Bildungslücken Bildungslücken Der lesefaule und asketische Kaiser Friedrich III. verschenkte, wenn er denn schon Präsente überreichen musste, gern Bücher. Dabei handelte es sich im Mittelalter um durchaus wertvolle Gaben, da der Buchdruck noch nicht erfunden war und es sich bei jedem einzelnen Werk um ein Unikat handelte. Der Monarch selbst zeigte wenig Interesse am Lesen, wie ein Zeitgenosse einmal spöttisch anmerkte: „Der Kaiser gibt den Lorbeer, aber er kann ihn nicht schätzen. Eher liebt er das Lied, wie der Barbar es singt.“ Dennoch hat der Monarch Die Geschichte Österreichs bei Historiker Thomas Ebendorfer in Auftrag gegeben – ein Prestigeobjekt für seine „Scheinbibliothek“. Als der Autor seinen umfangreichen Wälzer im Jahr 1451 bei Friedrich III. ablieferte, verschlug es diesem die Sprache. Erschrocken bat er um eine Kurzfassung des Inhalts, damit er Auskunft geben konnte, sollte ihn jemand über die Vergangenheit des Landes befragen. Zum Desinteresse gesellte sich bei Friedrich schon bald rigorose Askese. Seine hübsche und temperamentvolle Gemahlin Eleonore von Portugal verbitterte zunehmend an der Seite ihres Mannes, der Musik, Tanz, gutes Essen, Alkohol und Sex verschmähte. Der Kaiser hatte zudem die spleenige Angewohnheit, niederzuschreiben, was ihn den ganzen Tag über bewegte – und dabei handelte es sich selten um helle Geistesblitze. Auf diese Weise entstand ein Sammelsurium an Textfragmenten mit Inhalten zu wissenschaftlichem Halbwissen, religiösem Glauben und antiker Mystik. Hinzu kamen selbst erdachte Lebensweisheiten und irgendwo aufgeschnappte Sprichwörter. Im Alter befasste sich der Monarch mit Alchimie, in der Hoffnung, selbst Gold herstellen zu können. Das einzige konkrete Ergebnis seiner Labortätigkeit war ein Trank, der bei allen Leiden Heilung herbeiführen sollte. Seine Hofbediensteten bekamen dieses Elixier zu Versuchszwecken häufiger verabreicht als ihnen lieb war.
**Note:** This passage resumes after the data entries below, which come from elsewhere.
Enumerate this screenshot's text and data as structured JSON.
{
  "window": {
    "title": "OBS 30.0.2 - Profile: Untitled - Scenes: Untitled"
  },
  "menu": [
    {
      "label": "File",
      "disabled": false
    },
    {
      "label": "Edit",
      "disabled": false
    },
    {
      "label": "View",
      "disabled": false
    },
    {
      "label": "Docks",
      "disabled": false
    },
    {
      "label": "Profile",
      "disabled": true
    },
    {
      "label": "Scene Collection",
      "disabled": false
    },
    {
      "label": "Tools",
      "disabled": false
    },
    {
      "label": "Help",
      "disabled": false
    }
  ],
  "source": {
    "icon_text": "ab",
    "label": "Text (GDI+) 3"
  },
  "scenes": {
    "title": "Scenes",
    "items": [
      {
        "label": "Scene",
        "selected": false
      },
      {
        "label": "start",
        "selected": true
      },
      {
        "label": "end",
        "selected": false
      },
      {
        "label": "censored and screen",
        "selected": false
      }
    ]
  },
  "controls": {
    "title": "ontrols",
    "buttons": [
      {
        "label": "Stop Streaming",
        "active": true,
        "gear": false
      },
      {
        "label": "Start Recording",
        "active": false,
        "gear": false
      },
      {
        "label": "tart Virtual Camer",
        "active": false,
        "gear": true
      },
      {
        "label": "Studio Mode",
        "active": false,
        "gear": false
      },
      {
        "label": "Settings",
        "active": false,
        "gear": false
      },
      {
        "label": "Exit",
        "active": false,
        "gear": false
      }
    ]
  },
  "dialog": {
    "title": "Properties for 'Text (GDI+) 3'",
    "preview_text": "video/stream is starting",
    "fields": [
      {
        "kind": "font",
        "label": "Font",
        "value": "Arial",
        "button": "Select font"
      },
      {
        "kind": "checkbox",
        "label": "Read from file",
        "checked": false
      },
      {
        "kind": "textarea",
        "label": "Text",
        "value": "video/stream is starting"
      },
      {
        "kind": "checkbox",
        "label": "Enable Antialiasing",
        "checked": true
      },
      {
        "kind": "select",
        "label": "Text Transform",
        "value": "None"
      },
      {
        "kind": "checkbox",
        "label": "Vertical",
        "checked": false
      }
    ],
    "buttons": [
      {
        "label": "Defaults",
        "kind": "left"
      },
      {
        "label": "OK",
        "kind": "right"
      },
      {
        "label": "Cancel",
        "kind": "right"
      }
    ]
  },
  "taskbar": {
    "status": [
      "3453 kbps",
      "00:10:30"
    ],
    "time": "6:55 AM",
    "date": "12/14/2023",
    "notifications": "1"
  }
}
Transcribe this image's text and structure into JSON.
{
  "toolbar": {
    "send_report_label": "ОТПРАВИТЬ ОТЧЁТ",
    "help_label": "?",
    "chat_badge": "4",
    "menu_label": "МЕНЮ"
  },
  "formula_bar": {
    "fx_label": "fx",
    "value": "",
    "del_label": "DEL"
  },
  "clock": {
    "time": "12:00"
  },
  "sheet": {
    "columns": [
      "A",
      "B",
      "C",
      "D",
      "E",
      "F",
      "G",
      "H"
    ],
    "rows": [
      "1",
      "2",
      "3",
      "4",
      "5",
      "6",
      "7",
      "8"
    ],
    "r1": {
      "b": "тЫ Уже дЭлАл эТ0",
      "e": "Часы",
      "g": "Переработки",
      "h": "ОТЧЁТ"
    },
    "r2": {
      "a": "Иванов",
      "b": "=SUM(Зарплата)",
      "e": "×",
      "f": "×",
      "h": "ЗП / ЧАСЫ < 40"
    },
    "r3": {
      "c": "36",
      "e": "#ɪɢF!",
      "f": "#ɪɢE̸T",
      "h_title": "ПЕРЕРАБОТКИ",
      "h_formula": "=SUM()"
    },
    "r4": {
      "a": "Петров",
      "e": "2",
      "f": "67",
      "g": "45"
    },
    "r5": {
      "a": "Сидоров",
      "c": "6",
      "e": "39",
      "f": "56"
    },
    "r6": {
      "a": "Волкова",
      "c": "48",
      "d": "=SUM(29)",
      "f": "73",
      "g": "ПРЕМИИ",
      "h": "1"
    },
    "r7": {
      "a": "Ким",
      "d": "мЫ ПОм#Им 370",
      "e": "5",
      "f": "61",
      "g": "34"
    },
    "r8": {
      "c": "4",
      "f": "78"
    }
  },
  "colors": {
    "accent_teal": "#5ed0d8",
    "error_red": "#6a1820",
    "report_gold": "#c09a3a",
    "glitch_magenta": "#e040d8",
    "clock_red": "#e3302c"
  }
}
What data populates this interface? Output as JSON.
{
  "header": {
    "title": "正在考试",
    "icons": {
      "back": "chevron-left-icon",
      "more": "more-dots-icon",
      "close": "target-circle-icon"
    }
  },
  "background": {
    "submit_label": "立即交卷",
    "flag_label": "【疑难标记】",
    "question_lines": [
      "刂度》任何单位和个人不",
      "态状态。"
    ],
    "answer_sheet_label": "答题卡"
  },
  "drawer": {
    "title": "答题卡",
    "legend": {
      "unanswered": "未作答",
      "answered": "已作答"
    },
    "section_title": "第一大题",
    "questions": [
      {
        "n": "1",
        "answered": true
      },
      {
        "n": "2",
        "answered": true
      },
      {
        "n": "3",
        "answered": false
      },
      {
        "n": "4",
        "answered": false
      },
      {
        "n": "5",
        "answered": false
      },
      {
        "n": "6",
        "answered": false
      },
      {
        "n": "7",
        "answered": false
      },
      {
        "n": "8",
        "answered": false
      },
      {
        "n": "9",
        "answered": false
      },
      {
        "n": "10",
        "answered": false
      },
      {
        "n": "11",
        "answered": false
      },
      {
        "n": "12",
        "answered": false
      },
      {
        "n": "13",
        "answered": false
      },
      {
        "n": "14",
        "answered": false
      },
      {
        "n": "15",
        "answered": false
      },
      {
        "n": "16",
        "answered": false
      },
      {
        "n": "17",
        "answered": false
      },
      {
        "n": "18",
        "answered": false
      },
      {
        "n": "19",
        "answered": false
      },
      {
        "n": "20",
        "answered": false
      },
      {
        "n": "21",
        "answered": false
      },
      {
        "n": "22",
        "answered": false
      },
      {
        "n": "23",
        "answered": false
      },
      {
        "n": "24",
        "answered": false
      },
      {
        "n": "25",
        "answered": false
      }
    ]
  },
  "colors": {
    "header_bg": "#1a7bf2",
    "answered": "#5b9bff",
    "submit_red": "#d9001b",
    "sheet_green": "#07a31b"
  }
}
Ein rätselhafter Code Ein rätselhafter Code Des Kaisers Vorliebe für eine Vokalreihe Kaiser Friedrich III. hegte eine fast schon kindliche Vorliebe für ausgefuchste Rätsel – sein größtes hat er der Menschheit hinterlassen: AEIOU! Mit dieser kryptischen Buchstabenfolge, deren Geheimnis bis heute nicht gelüftet ist, versah der schlitzohrige Monarch neben seinem Wappen alle möglichen Gegenstände in seinem Regentenhaushalt, egal ob es sich dabei um Kleinodien, Tafelgeschirr oder Wäsche handelte. Ebenso platzierte er die Vokalreihe als mystisches Besitzzeichen an diversen Bauwerken wie an seinen österreichischen Burgen in Wiener Neustadt, Graz und Linz sowie an der Orgelempore der Ruprechtskirche, dem ältesten Gotteshaus in Wien. Sie befinden sich darüber hinaus am Marmorgrab Friedrichs III. im Wiener Stephansdom. Auf Initiative Maria Theresias hin ziert das AEIOU seit 1752 außerdem das Wappen der Militärakademie Wiener Neustadt sowie die Siegelringe ihrer Absolventen. Übermittelte der listige Habsburger mit der mysteriösen Signatur seinen Nachfolgern eine Botschaft oder handelte es sich um einen Code für seine Verbündeten? Interpretationsversuche wie unter anderen „Alles Erdreich ist Österreich Untertan“ oder „Austria erit in orbe ultima“ (lat. für „Österreich wird bestehen bis ans Ende der Welt“) stellen lediglich Theorien und keinesfalls des Rätsels Lösung dar. Sie sind sogar relativ unwahrscheinlich, da den Phlegmatiker Friedrich eher Ängste vor Räubern quälten als imperialistische Visionen. Es existiert außerdem eine Deutung die Geburtsdaten Friedrichs III. und seines Vorbilds Rudolf IV. betreffend. Auch die Tatsache, dass König Salomo – sein Bruder im Geiste, was die Jagd nach Gold betrifft – diese Kürzel schon rund 450 Jahre zuvor verwendet hat, könnte hinter Friedrichs Ambition stehen. Am wahrscheinlichsten aber ist: Der Habsburger war einfach zu einfallslos, um sich eine schlauere Signatur auszudenken.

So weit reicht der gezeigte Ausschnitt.